One detrimental aspect to this rapid advancement in the utilization of digital systems is that they have been optimised to the point that users do not necessarily need to know how they work in order to achieve tasks. For my generation and those before me, the barrier to entry for early adopters was significant, as without at least a modicum of understanding about how computers worked you were unable to achieve even simple tasks. There was a distinction between people who knew how to use computers and those who didn’t, and the former were often called for tech support by the latter.  Nowadays, with almost no comprehension of the complexity required to realize such a technically demanding challenge, even tiny children are able to operate an iPad (other tablet computers are available) to navigate to their favourite TV shows on demand. There is still a spectrum of knowledge of the underpinning concepts of how computers operate within the current generation, but now there is also a much more widespread confidence held by people to simply use the computer as a familiar tool. My worry is that this confidence is conflated with expertise, especially amongst an older generation that may not be able to tell the difference.
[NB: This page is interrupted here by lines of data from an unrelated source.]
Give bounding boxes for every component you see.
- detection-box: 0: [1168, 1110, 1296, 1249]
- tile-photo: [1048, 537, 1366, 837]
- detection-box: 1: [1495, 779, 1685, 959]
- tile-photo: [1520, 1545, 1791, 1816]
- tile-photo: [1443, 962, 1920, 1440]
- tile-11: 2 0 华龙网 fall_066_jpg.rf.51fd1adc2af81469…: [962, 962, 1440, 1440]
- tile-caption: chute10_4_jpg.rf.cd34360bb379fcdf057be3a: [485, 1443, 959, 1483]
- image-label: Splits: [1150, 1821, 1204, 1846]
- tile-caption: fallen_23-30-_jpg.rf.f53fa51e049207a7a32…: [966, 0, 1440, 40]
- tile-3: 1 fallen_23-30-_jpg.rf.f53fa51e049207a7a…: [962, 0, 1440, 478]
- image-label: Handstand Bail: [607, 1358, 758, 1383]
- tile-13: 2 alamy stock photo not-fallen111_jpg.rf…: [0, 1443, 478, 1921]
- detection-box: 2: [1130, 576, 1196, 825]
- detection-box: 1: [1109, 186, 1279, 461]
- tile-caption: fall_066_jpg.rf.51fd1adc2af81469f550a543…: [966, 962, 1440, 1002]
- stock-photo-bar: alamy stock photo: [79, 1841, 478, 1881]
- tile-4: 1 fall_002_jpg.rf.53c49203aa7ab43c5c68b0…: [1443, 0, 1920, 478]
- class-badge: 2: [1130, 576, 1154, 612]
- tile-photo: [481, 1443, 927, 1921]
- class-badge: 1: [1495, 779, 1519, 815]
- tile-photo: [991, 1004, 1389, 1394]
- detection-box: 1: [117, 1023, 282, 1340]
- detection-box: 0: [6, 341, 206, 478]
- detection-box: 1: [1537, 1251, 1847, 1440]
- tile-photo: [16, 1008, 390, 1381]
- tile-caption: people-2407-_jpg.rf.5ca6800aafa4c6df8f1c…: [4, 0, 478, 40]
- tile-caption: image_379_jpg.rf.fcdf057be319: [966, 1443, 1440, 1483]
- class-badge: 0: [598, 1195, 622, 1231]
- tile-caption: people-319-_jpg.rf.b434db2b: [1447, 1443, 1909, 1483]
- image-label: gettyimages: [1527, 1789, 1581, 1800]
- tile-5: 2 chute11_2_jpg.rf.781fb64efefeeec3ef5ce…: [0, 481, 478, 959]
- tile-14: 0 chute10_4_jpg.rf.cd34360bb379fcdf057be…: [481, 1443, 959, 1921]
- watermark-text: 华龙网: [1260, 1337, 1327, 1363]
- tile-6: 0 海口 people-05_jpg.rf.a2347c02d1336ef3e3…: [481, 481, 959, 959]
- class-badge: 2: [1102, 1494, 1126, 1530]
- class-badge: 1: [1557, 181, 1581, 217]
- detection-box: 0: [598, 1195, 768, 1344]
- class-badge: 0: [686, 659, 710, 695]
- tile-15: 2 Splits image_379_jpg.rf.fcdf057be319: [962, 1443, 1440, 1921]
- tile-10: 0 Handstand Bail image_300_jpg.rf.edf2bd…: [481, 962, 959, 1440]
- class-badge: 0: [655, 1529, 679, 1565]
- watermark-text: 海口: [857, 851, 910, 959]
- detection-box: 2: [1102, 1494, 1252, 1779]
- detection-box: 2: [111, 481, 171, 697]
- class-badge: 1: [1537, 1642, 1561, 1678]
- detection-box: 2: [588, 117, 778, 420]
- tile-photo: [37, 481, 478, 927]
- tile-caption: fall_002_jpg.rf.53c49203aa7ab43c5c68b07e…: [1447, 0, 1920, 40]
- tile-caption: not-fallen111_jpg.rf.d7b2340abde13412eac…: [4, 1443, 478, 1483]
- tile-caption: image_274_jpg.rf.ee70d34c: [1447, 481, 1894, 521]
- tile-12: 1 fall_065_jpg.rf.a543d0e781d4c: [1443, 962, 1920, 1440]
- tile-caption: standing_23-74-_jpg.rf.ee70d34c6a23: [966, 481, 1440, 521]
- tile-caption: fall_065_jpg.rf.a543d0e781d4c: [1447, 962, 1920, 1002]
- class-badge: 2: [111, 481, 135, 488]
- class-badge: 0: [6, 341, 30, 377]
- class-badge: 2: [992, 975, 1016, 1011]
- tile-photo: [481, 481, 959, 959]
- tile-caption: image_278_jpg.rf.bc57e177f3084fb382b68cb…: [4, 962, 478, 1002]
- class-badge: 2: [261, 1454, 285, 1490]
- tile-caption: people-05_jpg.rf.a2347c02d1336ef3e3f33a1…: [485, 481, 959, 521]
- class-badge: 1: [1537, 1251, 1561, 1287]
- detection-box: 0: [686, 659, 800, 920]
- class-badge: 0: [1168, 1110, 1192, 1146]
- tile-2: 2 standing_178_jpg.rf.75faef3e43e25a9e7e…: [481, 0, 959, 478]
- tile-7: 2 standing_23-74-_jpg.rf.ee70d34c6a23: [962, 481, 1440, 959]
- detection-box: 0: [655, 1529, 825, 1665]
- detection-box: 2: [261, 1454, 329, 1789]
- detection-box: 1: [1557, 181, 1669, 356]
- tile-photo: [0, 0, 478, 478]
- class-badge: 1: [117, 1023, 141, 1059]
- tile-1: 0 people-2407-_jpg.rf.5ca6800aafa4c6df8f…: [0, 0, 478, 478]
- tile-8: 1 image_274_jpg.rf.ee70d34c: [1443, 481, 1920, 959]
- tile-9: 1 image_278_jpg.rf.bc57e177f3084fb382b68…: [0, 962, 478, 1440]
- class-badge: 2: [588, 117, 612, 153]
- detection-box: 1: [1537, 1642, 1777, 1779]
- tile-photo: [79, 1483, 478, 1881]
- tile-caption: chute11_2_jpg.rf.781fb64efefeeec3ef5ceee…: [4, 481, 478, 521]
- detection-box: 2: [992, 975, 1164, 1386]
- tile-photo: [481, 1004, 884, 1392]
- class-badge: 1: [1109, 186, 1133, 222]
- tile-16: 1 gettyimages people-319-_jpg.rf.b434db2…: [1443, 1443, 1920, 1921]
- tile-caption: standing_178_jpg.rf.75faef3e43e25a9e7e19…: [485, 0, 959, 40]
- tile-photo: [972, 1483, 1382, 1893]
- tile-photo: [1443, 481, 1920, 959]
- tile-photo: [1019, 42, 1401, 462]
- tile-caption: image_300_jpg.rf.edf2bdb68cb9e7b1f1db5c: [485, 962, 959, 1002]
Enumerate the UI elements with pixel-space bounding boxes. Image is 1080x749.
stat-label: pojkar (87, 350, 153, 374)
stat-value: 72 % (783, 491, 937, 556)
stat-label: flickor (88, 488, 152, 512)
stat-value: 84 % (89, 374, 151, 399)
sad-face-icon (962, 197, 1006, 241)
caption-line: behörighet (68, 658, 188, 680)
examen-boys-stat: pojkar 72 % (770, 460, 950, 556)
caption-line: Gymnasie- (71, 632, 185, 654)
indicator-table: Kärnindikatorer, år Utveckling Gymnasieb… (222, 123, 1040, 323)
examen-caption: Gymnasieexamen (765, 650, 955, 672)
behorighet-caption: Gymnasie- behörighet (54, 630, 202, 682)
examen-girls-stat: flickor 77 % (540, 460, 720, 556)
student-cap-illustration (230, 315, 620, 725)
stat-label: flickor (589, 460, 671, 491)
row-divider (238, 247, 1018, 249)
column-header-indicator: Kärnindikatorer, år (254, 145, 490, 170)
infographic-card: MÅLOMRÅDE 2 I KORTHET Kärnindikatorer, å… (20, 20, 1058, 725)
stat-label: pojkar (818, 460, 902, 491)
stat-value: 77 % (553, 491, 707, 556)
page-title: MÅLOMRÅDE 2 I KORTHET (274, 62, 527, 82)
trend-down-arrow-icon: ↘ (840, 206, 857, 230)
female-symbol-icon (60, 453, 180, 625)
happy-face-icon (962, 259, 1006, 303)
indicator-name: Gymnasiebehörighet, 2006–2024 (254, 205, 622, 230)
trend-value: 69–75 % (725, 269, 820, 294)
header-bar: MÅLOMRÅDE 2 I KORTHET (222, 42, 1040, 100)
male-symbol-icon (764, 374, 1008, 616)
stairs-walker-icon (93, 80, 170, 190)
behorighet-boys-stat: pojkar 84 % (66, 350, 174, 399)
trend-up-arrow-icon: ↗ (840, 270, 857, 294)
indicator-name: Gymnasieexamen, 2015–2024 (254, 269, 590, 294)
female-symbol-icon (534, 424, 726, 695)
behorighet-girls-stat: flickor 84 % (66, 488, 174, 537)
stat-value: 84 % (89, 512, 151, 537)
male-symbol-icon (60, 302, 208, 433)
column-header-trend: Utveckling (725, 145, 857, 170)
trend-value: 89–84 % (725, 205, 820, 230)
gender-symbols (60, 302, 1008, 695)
I’ve noticed this trend during my time in higher education. Students are increasingly able to use a computer to perform tasks with limited understanding about fundamentally what it is doing to achieve the outcome. Why is that a problem? I’m a terrible cook, but I’m able to feed myself and my family by blindly following a recipe. Likewise, learning to use a piece of software can get you to a predetermined outcome. Given the ubiquity of computers previously discussed and the pivotal role they do and will play in people's careers, my ambition is to raise the expectation for all students to possess a computational mindset. Graduates should be able to go beyond following a recipe or reaching predetermined outcomes, but aspire to create and innovate, identify opportunities and constraints and understand how and why things don’t work so that problems can be solved. When it comes to digital, students should be the master chefs, not the recipe followers. And I don’t think there is any field of study where these ideas and skills would not be relevant.